Susan May Williams
Susan May Williams Bonaparte (2 April 1812 – 15 September 1881) was the daughter of Benjamin Williams, a prominent Baltimore merchant (originally from Roxbury, Massachusetts), and his wife, Sarah Copeland, widow of Nathaniel Morton. In response to the opening of the Erie Canal, which was in direct competition with the port of Baltimore, her father became one of the founders of the Baltimore and Ohio Railroad, the first railroad company in the United States, chartered on 24 April 1827.

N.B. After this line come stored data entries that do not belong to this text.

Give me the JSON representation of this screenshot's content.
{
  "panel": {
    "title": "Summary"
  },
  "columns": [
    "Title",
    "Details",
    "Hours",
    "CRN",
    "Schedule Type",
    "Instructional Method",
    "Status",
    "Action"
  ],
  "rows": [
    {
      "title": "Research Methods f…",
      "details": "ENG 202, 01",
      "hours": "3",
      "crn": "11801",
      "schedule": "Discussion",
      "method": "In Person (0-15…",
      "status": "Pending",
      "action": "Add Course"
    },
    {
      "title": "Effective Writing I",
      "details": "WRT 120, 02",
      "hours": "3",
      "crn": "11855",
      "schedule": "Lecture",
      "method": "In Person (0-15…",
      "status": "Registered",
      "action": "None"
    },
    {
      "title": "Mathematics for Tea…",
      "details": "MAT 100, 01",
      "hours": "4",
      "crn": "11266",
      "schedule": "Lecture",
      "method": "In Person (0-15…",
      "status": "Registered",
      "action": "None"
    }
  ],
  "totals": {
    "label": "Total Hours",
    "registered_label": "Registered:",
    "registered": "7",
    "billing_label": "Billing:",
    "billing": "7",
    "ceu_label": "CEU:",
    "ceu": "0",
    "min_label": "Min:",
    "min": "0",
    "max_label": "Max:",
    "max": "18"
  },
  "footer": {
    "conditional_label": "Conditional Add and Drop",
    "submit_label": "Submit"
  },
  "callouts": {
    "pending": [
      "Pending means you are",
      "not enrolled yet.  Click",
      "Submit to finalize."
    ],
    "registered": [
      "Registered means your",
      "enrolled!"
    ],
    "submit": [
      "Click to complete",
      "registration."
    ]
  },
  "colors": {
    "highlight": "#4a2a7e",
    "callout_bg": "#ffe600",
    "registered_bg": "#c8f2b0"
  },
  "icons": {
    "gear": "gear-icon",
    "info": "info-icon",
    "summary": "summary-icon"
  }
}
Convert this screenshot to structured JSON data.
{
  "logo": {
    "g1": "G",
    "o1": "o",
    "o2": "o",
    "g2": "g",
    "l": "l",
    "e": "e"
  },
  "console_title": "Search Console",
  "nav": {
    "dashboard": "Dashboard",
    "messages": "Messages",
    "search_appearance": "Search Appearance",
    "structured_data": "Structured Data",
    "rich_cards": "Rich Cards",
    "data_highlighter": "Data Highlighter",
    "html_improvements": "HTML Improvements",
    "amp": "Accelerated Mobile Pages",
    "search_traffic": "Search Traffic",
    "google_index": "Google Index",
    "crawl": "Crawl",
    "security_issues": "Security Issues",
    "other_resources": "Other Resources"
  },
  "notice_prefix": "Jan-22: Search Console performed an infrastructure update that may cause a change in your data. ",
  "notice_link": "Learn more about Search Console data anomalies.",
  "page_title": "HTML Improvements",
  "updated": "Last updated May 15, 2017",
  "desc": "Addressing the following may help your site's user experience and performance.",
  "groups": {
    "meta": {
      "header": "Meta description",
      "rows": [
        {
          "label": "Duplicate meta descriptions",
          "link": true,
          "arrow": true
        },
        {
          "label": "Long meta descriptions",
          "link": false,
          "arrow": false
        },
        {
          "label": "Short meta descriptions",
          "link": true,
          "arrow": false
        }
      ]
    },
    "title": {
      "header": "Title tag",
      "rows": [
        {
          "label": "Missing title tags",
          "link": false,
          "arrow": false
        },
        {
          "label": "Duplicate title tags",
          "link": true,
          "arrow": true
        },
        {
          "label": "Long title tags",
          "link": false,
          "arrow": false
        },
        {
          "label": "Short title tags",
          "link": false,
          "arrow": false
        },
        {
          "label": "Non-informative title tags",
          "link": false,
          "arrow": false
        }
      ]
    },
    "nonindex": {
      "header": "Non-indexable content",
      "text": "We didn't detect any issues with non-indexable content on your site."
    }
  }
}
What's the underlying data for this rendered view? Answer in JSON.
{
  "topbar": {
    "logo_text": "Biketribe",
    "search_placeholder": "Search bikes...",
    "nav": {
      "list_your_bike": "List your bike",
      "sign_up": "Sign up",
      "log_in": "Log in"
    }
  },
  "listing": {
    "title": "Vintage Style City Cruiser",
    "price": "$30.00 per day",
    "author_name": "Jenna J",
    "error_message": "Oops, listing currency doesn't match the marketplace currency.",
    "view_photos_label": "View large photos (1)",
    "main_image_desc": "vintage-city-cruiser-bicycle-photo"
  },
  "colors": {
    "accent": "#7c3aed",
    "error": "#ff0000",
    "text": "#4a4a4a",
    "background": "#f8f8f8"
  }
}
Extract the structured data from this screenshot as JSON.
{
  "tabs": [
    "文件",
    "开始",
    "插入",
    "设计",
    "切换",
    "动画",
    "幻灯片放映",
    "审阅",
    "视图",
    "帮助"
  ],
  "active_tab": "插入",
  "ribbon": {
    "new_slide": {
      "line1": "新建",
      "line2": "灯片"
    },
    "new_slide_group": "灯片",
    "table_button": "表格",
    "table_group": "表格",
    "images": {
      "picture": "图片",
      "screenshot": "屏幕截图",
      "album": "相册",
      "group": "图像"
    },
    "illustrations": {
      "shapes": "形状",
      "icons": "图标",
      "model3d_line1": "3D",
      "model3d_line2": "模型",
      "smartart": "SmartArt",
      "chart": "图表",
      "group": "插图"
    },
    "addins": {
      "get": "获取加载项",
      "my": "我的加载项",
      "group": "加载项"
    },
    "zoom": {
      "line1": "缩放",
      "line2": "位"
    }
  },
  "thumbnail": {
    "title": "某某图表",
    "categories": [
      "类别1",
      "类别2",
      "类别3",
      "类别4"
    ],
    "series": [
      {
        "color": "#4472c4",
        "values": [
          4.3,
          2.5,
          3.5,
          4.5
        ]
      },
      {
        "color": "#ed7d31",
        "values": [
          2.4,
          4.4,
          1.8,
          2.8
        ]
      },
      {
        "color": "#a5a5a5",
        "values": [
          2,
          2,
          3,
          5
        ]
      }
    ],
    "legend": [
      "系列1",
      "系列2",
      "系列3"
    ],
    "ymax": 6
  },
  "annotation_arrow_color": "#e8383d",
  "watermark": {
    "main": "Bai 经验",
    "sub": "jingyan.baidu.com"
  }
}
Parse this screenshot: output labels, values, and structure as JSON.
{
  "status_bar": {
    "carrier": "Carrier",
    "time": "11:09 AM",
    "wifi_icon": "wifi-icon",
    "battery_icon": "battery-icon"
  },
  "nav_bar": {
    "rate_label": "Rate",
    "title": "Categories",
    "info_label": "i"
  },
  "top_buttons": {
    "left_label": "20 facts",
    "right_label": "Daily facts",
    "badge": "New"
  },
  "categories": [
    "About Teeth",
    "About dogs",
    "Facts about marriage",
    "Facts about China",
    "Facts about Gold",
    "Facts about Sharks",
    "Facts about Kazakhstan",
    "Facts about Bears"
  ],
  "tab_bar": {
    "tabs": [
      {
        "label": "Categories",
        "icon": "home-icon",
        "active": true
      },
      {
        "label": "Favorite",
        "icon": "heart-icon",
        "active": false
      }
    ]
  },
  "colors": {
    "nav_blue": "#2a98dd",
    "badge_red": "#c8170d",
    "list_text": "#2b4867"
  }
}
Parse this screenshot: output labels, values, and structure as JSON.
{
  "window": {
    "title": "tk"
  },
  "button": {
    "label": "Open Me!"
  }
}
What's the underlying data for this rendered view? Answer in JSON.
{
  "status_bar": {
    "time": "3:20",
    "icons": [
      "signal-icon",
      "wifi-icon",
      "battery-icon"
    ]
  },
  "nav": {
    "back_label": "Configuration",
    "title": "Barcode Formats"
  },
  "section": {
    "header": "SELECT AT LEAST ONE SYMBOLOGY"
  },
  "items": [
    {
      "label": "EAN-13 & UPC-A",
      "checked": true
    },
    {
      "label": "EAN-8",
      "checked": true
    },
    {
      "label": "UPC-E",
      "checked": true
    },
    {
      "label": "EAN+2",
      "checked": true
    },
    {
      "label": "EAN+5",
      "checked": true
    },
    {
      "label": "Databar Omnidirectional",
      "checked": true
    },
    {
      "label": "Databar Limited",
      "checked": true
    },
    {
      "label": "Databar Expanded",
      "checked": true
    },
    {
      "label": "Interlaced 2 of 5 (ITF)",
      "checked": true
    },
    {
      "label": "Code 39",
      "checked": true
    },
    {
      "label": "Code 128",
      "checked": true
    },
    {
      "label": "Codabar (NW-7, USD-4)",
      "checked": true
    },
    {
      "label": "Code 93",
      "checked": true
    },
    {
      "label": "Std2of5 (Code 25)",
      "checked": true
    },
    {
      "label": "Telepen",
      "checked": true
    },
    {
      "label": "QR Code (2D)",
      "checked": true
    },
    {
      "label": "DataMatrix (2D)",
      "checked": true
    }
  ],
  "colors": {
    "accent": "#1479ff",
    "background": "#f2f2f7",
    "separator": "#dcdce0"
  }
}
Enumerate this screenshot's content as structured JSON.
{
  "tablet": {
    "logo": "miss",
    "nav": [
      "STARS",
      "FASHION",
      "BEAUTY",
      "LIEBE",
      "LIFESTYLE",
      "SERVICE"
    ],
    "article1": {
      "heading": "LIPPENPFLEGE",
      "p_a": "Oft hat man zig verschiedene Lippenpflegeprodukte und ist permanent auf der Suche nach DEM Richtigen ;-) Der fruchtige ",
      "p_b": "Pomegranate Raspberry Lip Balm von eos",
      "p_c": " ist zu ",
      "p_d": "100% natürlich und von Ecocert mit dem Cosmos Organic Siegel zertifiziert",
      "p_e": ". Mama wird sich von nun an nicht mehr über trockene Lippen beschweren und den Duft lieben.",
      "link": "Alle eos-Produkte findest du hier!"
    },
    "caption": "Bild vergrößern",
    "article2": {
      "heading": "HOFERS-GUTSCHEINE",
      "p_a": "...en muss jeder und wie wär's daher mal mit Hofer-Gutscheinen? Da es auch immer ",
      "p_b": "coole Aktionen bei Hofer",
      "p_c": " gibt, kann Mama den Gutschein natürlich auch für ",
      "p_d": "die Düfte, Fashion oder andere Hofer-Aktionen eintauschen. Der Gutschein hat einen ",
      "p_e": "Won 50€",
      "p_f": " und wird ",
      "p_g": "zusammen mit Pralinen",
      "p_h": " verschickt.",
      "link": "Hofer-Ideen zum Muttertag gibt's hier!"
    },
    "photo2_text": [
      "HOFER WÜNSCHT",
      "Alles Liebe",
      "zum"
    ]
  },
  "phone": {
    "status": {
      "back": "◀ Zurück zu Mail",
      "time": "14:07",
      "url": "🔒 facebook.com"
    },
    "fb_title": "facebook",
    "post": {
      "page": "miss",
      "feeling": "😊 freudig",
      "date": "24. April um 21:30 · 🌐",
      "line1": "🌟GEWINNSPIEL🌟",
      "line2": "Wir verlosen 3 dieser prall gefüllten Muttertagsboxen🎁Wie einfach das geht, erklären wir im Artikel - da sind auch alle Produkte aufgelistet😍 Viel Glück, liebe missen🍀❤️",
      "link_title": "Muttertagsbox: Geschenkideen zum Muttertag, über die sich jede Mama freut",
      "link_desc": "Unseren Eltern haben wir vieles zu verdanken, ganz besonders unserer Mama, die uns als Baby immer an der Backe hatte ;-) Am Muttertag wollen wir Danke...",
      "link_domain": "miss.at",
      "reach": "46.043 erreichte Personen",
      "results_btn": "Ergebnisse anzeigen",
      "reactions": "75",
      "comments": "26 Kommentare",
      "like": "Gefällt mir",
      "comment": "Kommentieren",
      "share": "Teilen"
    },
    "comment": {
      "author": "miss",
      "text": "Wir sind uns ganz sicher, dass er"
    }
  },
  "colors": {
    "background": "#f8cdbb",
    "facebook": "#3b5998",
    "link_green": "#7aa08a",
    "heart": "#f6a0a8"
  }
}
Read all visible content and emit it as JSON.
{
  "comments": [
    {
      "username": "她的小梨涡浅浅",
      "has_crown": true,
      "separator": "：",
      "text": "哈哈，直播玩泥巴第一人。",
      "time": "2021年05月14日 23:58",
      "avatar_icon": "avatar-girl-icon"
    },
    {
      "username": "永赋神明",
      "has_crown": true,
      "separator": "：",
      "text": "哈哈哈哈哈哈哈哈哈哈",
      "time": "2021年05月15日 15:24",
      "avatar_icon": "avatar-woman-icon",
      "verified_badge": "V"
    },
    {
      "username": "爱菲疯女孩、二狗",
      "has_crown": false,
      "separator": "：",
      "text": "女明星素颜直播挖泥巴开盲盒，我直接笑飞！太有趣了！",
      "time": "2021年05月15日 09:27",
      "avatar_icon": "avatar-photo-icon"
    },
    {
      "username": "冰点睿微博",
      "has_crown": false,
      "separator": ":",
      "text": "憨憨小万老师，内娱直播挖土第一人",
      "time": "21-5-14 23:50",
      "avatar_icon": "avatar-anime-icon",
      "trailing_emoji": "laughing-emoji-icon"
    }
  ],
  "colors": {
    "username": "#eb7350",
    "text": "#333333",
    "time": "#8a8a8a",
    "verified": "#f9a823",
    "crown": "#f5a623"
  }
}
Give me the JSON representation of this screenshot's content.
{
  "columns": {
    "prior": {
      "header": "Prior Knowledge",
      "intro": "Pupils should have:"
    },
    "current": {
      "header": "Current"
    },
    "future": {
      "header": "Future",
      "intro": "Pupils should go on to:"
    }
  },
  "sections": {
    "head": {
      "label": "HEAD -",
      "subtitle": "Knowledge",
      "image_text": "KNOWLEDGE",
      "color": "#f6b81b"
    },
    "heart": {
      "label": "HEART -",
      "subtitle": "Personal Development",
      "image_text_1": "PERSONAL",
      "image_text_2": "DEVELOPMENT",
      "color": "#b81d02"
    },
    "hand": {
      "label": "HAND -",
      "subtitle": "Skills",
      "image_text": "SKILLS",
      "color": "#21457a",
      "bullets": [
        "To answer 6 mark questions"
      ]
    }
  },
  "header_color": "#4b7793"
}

In November 1829, Susan became the wife of Jérôme Napoleon Bonaparte-Patterson (1805–70), son of the King of Westphalia (Napoleon's youngest brother) and his American first wife, Elizabeth "Betsy" Patterson. He had refused to wait for an arranged marriage to a European princess, instead opting for the $200,000 fortune that Susan brought to the marriage. In an attempt to match the railroad heiress's dowry, the groom's maternal grandfather, William Patterson — one of the wealthiest men in Maryland — gave the couple Montrose Mansion as a wedding gift.[1]
She had two sons:
- Jerome Napoleon Bonaparte II (1830-1893), officer in the armies of both the United States and France, had issue;
- Charles Joseph Bonaparte (1851-1921), United States Attorney General and Secretary of the Navy, no issue.
References
- ↑ "Maryland State Archives, Montrose Mansion and Chapel" (PDF). Retrieved February 25, 2013.